Antwort von desireekk am 29.08.2003, 22:03 Uhr

Bei meiner Art der Arbeit (Führungskraft, sehr viel in ganz Bayern mit dem Auto tgl. unterwegs) hätte die im Gesetz vorgesehen Regelung gar keinen Sinn gemacht. Das habe ich meinem direkten Vorgesetzten auch zu verstehen gegeben.

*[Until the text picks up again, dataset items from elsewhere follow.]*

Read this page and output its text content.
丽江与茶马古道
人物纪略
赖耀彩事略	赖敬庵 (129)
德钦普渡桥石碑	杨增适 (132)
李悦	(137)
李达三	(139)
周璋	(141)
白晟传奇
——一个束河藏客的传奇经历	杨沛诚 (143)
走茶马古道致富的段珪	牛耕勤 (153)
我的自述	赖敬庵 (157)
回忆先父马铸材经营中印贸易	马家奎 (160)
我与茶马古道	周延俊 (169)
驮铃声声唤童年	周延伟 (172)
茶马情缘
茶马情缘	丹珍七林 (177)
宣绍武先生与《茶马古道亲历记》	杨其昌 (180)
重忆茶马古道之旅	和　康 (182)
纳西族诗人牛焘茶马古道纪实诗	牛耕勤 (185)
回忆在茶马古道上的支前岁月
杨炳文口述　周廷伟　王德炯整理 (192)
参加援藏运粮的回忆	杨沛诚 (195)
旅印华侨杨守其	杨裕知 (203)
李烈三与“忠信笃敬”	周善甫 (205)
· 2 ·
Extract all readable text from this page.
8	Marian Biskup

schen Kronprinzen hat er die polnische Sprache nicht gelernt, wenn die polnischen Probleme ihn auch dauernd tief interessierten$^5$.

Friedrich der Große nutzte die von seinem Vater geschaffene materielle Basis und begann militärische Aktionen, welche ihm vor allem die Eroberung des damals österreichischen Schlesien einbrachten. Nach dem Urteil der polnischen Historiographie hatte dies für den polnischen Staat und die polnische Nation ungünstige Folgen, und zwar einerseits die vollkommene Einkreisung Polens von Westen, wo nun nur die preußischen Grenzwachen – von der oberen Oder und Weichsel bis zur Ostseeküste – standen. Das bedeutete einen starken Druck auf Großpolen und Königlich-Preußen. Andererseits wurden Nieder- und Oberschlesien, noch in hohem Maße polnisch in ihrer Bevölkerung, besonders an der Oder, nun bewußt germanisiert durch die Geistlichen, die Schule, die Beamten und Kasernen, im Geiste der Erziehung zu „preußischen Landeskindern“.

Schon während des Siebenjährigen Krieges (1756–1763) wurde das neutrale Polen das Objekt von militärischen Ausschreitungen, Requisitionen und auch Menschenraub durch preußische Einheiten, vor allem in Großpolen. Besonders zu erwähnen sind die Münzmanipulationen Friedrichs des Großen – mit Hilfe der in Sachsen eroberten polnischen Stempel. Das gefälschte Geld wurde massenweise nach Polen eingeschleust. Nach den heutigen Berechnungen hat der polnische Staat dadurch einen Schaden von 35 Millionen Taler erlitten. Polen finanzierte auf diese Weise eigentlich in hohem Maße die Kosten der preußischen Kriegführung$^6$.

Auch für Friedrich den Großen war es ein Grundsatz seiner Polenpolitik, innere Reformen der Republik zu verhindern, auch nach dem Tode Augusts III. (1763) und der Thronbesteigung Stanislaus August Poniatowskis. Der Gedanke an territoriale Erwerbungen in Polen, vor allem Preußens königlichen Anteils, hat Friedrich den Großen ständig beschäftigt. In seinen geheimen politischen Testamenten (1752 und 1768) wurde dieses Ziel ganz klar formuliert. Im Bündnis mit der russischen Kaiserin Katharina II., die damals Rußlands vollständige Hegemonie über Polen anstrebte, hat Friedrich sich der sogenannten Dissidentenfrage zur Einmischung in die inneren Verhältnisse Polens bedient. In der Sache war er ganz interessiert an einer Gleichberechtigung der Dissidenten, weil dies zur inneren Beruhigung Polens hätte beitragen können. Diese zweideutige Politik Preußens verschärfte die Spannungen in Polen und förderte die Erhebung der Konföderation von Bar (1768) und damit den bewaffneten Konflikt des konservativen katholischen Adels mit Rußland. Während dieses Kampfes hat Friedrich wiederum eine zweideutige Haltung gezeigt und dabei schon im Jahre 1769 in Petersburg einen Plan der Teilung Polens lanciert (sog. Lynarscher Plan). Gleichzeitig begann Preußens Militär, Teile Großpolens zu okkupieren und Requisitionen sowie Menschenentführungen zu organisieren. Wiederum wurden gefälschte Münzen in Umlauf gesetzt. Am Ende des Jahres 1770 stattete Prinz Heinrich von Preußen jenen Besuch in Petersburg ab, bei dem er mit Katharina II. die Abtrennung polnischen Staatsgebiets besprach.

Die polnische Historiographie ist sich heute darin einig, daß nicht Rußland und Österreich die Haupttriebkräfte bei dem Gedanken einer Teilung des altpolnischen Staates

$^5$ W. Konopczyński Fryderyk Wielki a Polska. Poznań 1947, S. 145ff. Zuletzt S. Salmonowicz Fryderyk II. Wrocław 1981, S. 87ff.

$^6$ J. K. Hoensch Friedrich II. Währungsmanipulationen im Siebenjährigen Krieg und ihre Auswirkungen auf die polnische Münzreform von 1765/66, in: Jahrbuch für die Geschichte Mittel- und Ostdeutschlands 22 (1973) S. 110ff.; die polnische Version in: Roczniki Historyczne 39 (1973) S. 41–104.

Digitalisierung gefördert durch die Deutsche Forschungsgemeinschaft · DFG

Auf die Stillzeiten wollte ich dennoch nicht verzichten und habe folgende Lösung vorgeschlagen:

Ich "sammle" die Stunden und nehme ab und zu einen kompletten "Stilltag".

Das sind bei 8 Std. tgl. so ca. alle 2 Wochen ein Tag.

Wäre das auch eine Regelung, die Du anbiten könntest? jeden zweiten Freitag frei oder so...

Ich habe die tage immer dann genommen, wenn ich den Eindruck hatte, daß die Milch langsam durch die dauernde Pumperei weniger wurde.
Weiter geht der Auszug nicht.